The wind was also blowing and it got me thinking; what's worse, big hills or big wind? To be honest I think wind is just an invisible hill that challenges every pedal rotation but the cars whizzing past are completely unaware.
Wind on a bicycle is like the pain of a splitting migraine, you are the only one who is aware of it.
Anyway, I got a call two hours into my cycle from Ken (son of a professional ballroom dancer) to tell me the boat had been cancelled due to dangerously high winds. Downtrodden, I checked into Mannix holiday park which turned out to be the silver lining of my soggy Irish cloud. This place is not your regular campsite. Take the toilets for example; there's potted plants on the counter and I got to shower with Beethoven. (His music at least.) My cycle tourist friend Dave was staying at a hostel down the road so we decided to take the car ferry to Valentia Island and cycle around for the day.
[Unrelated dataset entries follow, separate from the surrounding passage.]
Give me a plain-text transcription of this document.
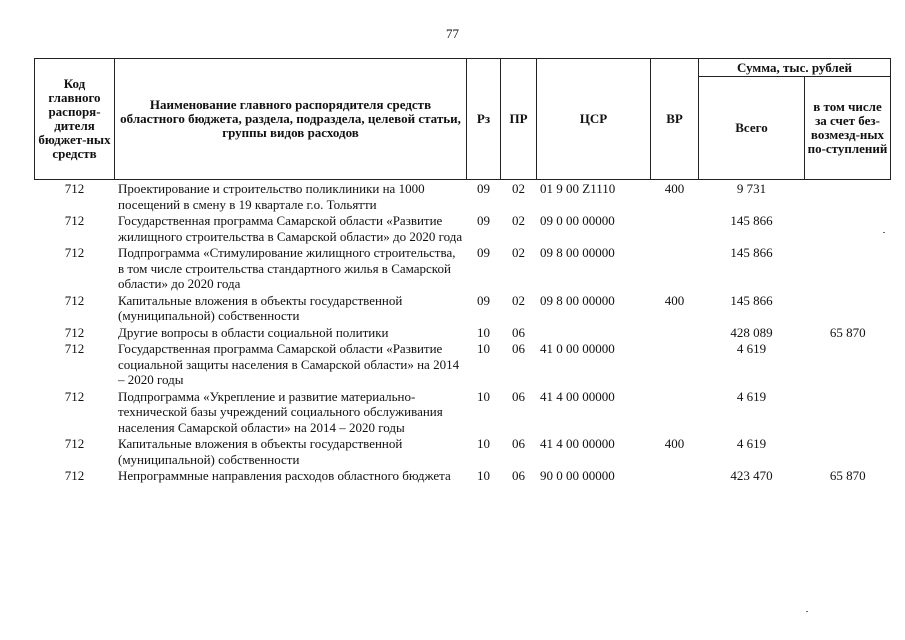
77
Код главного распоря-дителя бюджет-ных средств	Наименование главного распорядителя средств областного бюджета, раздела, подраздела, целевой статьи, группы видов расходов	Рз	ПР	ЦСР	ВР	Сумма, тыс. рублей	
						Всего	в том числе за счет без-возмезд-ных по-ступлений
712	Проектирование и строительство поликлиники на 1000 посещений в смену в 19 квартале г.о. Тольятти	09	02	01 9 00 Z1110	400	9 731	
712	Государственная программа Самарской области «Развитие жилищного строительства в Самарской области» до 2020 года	09	02	09 0 00 00000		145 866	
712	Подпрограмма «Стимулирование жилищного строительства, в том числе строительства стандартного жилья в Самарской области» до 2020 года	09	02	09 8 00 00000		145 866	
712	Капитальные вложения в объекты государственной (муниципальной) собственности	09	02	09 8 00 00000	400	145 866	
712	Другие вопросы в области социальной политики	10	06			428 089	65 870
712	Государственная программа Самарской области «Развитие социальной защиты населения в Самарской области» на 2014 – 2020 годы	10	06	41 0 00 00000		4 619	
712	Подпрограмма «Укрепление и развитие материально-технической базы учреждений социального обслуживания населения Самарской области» на 2014 – 2020 годы	10	06	41 4 00 00000		4 619	
712	Капитальные вложения в объекты государственной (муниципальной) собственности	10	06	41 4 00 00000	400	4 619	
712	Непрограммные направления расходов областного бюджета	10	06	90 0 00 00000		423 470	65 870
The island is within reach of the Gulf Stream so it gets milder weather than the mainland, which explains the abundance of brightly coloured wild flowers that tumble over stone walls and pathways. It's only 11km long and 3km wide so it's perfect on a bicycle but some of the hills would even raise a Lance Armstrong eyebrow. Valentia Island was also the first European terminal of the first communications link with America waaaay back in 1886. I was quite taken with the Slate Quarry (apparently during the famine you could get a headstone for half a glass of whiskey) and the Grotto.
As so often seems to be the case on this journey, I then stumbled upon the most unusual of events at the Knightstown port while waiting for a ferry. All the kids in town and their competitive fathers were racing home-made rafts in the marina. Apparently it's an annual event that attracts a novel range of entries.
People were paddling everything from inflatable mattresses to wheelie bins.
The winner was then presented a trophy by the 'Oyster King', a mature gentleman wearing a crown made of oyster shells?? I didn't dare ask why.
Ever the optimist, I'm hopeful to make it out to Skelligs tomorrow. At least this time it's only a 16km cycle to Portmagee but if not, I've got many-a-tip on things to do in this beautiful part of the planet.